Le projet Human at Home (HUT) va se pencher sur les rapports que des occupants peuvent avoir avec leur logement grâce à un « appartement-observatoire » habité à partir d’octobre 2018. Deux étudiants volontaires emménageront dans ce terrain d’étude d’une soixantaine de chercheurs. Juristes, économistes, électroniciens, informaticiens, architectes, spécialistes de sciences du langage et du comportement, du marketing ou encore de la santé… les questions qu’ils se posent ne peuvent être explorées de manière pertinente qu’en étudiant un lieu de vie permanent. S’ils ne mettront pas les pieds sur place, les chercheurs exploiteront les précieuses données produites par les « co-HUTeurs ».

Concrètement, des capteurs de pression au sol et des capteurs de mouvement dans certaines pièces serviront à évaluer déplacements et gestes des occupants dans leur lieu de vie. Des informations qui peuvent intéresser à la fois des architectes (pour identifier d’éventuelles zones évitées par les habitants, et optimiser l’aménagement) et des professionnels de santé (les mouvements et postures pouvant être des marqueurs de bien-être ou de mal-être). Des capteurs de pollution, d’ouverture de placards ou de fenêtres, de consommation d’eau et d’électricité… permettront notamment d’imaginer de nouveaux services.

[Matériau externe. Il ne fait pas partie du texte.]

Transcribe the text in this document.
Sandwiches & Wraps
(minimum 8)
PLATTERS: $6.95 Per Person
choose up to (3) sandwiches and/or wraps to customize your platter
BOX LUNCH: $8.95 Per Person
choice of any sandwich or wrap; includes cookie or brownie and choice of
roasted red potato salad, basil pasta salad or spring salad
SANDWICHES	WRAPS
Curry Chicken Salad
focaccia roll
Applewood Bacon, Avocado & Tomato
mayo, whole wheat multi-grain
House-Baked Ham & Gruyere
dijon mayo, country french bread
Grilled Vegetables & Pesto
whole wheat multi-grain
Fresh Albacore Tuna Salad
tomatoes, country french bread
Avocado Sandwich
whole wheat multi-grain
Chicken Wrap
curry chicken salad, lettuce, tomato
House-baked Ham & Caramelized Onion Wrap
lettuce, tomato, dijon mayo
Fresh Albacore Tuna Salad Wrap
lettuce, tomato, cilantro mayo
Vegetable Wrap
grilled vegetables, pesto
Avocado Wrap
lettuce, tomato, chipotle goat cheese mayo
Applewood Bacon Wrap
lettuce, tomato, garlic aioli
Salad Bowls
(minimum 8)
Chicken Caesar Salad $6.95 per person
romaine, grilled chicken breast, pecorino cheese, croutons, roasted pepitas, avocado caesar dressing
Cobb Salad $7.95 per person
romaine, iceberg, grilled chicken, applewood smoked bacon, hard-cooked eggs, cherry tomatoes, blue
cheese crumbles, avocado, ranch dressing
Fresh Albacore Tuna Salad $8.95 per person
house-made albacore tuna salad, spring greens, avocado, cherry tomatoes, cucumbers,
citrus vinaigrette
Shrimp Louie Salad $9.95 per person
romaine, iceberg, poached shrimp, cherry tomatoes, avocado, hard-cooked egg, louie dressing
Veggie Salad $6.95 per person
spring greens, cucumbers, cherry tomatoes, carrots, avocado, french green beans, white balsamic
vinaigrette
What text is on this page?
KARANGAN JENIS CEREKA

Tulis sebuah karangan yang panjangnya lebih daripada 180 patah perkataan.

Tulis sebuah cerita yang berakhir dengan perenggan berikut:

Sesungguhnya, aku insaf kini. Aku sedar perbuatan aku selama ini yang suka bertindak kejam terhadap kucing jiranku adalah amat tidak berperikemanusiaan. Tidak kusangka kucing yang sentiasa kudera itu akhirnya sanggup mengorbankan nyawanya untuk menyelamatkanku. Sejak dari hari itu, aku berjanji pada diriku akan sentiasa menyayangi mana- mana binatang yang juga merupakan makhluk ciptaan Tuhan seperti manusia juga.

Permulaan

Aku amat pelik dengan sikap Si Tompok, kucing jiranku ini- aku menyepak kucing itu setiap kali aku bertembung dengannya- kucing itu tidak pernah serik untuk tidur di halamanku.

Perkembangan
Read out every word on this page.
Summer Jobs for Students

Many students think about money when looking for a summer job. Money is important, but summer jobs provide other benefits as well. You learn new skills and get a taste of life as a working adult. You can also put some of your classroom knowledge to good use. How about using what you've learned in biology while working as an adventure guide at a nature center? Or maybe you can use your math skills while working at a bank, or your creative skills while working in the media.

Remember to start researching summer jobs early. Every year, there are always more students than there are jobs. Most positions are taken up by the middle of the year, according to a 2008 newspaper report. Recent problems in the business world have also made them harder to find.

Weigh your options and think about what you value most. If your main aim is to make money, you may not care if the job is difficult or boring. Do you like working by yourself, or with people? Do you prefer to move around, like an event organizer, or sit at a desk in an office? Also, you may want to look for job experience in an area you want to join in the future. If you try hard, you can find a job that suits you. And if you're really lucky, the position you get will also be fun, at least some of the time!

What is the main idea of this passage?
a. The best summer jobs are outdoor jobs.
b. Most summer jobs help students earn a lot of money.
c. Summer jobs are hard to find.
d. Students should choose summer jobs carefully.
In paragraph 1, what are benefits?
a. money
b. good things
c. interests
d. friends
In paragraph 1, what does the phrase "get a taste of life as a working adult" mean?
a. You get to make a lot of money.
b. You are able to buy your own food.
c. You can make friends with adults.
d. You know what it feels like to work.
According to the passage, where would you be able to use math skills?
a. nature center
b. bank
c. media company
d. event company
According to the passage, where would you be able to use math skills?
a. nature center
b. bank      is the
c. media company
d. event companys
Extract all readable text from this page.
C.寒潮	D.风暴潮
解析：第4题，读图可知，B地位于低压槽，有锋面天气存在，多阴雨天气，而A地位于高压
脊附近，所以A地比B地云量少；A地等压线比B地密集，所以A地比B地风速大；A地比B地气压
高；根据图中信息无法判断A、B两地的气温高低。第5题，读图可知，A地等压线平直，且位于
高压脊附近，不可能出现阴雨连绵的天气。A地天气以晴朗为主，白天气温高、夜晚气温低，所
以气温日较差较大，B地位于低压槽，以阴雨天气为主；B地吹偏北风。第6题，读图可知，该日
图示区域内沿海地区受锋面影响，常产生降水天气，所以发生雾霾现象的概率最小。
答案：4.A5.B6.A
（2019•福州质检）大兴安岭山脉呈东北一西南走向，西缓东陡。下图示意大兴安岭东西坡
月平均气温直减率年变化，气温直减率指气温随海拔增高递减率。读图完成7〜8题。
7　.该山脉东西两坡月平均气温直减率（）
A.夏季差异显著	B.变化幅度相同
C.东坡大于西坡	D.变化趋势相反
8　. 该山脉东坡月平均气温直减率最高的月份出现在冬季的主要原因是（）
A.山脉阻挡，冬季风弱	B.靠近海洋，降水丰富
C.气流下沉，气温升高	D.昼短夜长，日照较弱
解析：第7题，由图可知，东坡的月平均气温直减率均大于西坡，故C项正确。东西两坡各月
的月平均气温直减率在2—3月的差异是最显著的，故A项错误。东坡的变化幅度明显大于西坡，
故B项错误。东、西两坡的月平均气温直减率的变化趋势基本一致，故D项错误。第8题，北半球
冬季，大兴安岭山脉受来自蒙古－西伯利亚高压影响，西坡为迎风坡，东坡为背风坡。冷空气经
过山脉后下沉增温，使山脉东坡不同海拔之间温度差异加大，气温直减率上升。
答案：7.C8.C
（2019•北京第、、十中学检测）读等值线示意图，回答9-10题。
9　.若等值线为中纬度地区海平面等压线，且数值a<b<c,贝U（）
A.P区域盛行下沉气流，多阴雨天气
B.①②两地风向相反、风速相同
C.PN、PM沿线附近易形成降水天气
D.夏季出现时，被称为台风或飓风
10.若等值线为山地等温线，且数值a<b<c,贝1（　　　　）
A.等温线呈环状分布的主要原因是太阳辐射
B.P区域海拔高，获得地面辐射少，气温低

Des linguistes et des spécialistes de sciences cognitives étudieront les interactions des occupants avec les systèmes dits « intelligents ». Des recherches menées sur les capteurs eux-mêmes viseront par exemple à les rendre autonomes en énergie (récupération d’énergie dans l’environnement ou « energy harvesting »).

Les recherches porteront aussi sur la gestion des données produites par les objets connectés – à la fois sur le plan technique (comment organiser ces « lacs de données ») et sur les plans éthique et juridique. Un comité d’éthique indépendant a d’ailleurs été mis en place afin de protéger la vie privée des « co-HUTeurs ». Il a pour rôle d’examiner tous les projets scientifiques, et pourra à tout moment être saisi par les habitants et les chercheurs ou s’autosaisir.

Pour concevoir cet appartement, le consortium a bénéficié d’un plateau modulable à la Maison des sciences de l’Homme Sud. Pouvant être aménagé en différentes pièces d’un logement, il permettra de réaliser des expériences à la journée en parallèle de l’expérience au long cours menée dans l’appartement-observatoire.

Les premiers occupants quitteront l’appartement à l’été 2019. Le logement sera alors « reformaté » en fonction des premiers résultats et des nouvelles pistes de recherche, avant d’être à nouveau proposé gratuitement à deux autres étudiants volontaires.

http://hut.edu.umontpellier.fr

 

Ce projet de recherche réunit au sein d’un consortium une collectivité (Montpellier Méditerranée Métropole), sept entreprises (Delided, EDF, Nexity, Oceasoft, SensDigital, Synox, Weda) et une association de danse porteuse d’un projet de recherche-création artistique (« Comme ça »), aux côtés de la Maison des sciences de l’Homme Sud et de 12 laboratoires :
Dynamiques du droit (CNRS/Université de Montpellier) ;
Dynamique musculaire et métabolisme (Inra/Université de Montpellier) ;
Epsylon (Université de Montpellier/Université Paul Valéry Montpellier 3) ;
Espace-Dev (IRD/Université de Montpellier/Université des Antilles/Université de Guyane/ Université de la Réunion) ;
EuroMov (Université de Montpellier) ;
Institut d’électronique et des systèmes (CNRS/Université de Montpellier) ;
Laboratoire de génie informatique et d’ingénierie de production (IMT Mines d’Alès) ;
Laboratoire d’informatique, de robotique et de microélectronique de Montpellier (CNRS/Université de Montpellier) ;
Laboratoire innovation, formes, architectures, milieux (ministère de la Culture) ;
Montpellier recherche en économie (Université de Montpellier) ;
Montpellier recherche en management (Université de Montpellier) ;
Praxiling (CNRS/Université Paul Valéry Montpellier 3).
Il a bénéficié du soutien de la Maison des sciences de l’Homme Sud ainsi que du soutien financier de la Mission pour l’interdisciplinarité du CNRS et de Montpellier Méditerranée Métropole.